This study belongs to one part of FATES research program, which studies the fate of terrestrial substances in Kaoping river-sea system. The task is to study the components and properties of sediments and spatial distribution of sedimentation rates off the southwest Taiwan by analyzing water content, TOC, CaCO3, grain size, P-wave velocity and radionuclides 210Pb and 137Cs in sediments.
Thirty cores collected for this study were divided into three groups based on topography and they are Kaoping continental shelf, slope and canyon. The highest TOC content is 1.53 % in ORI732-ST31 and TOC content ranges from 0.20~0.93 % for the rest of sediments from other stations. The highest CaCO3 content is found in ORI732-ST18, 30, ORI779-ST1, and ST12. Most of the CaCO3 content is greater than 4% at these four stations. Probably because of the lower sedimentation rates that result in less terrestrial substances for diluting the CaCO3. In the shelf and slope regions, the distribution of grain size progressively decreases as the water depth increases. Grain size in the stations farther down the canyon, however, is coarser than those at upper canyon. It suggests that there is other sediment source for stations in the canyon in addition to the Kaoping river.

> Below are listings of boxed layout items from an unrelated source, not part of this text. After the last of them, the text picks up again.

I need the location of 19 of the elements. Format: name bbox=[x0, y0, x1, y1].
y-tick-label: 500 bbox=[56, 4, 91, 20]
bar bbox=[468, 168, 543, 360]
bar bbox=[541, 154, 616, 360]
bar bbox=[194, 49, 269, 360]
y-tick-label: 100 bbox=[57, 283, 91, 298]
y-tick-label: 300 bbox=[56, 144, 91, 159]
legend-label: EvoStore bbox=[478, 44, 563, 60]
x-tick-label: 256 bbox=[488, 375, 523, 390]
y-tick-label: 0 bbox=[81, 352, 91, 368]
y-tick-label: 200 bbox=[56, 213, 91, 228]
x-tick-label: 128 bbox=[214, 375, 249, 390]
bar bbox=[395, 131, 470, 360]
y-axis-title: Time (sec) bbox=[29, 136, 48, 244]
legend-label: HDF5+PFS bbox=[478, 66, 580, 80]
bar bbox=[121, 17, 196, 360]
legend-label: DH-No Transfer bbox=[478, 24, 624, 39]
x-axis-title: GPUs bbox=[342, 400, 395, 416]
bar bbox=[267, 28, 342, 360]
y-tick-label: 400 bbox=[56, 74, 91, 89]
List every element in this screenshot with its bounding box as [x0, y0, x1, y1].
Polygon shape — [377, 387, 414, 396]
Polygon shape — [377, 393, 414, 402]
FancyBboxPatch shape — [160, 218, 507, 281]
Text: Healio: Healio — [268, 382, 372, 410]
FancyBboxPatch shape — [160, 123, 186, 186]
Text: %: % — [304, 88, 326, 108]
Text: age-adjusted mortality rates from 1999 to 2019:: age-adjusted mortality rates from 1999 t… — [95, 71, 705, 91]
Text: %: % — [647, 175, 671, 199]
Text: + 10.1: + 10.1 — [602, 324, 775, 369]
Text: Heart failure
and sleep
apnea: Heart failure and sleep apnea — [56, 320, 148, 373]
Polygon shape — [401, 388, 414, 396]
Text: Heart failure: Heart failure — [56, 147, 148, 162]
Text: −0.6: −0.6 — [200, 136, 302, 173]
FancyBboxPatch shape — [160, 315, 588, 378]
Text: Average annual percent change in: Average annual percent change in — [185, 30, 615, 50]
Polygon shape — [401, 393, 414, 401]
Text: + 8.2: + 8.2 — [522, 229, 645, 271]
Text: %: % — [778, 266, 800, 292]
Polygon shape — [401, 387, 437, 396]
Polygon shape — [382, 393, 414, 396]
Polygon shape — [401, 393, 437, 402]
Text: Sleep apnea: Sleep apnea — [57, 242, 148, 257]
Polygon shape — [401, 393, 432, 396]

The sedimentation rates derived from 210Pbex profiles range from 0.073~0.168 cm/yr in shelf, 0.033~0.670 and 0.094~0.411 cm/yr in continental slope and canyon, respectively. Sedimentation rates are all less than 0.2 cm/yr in the shelf area, but there are five stations with sedimentation rates higher than 0.2 cm/yr in the slope and canyon areas. Among the five stations, the sedimentation rate is up to 0.670 cm/yr (ORI779-ST9), suggesting that 302~822 m deep in the slope and 975~1156 m deep in the canyon are the deposition centers.
In some stations, anomalously low 210Pbex activities exist in surface or sub-surface sediments, indicating that the low 210Pbex activity sediments may be typhoon-induced turbidite sediments. According to Central Weather Bureau’s typhoon catalog, in the year of coring there were seven typhoons striking Taiwan. Among these typhoons, Hai-tang was the strongest one, suggesting that the turbidite sediments mentioned above were likely caused by typhoon Hai-tang. Besides, turbidite sediments appear at water depth of over 700 m, indicating episodic turbidite events are an important way to transport particles offshore.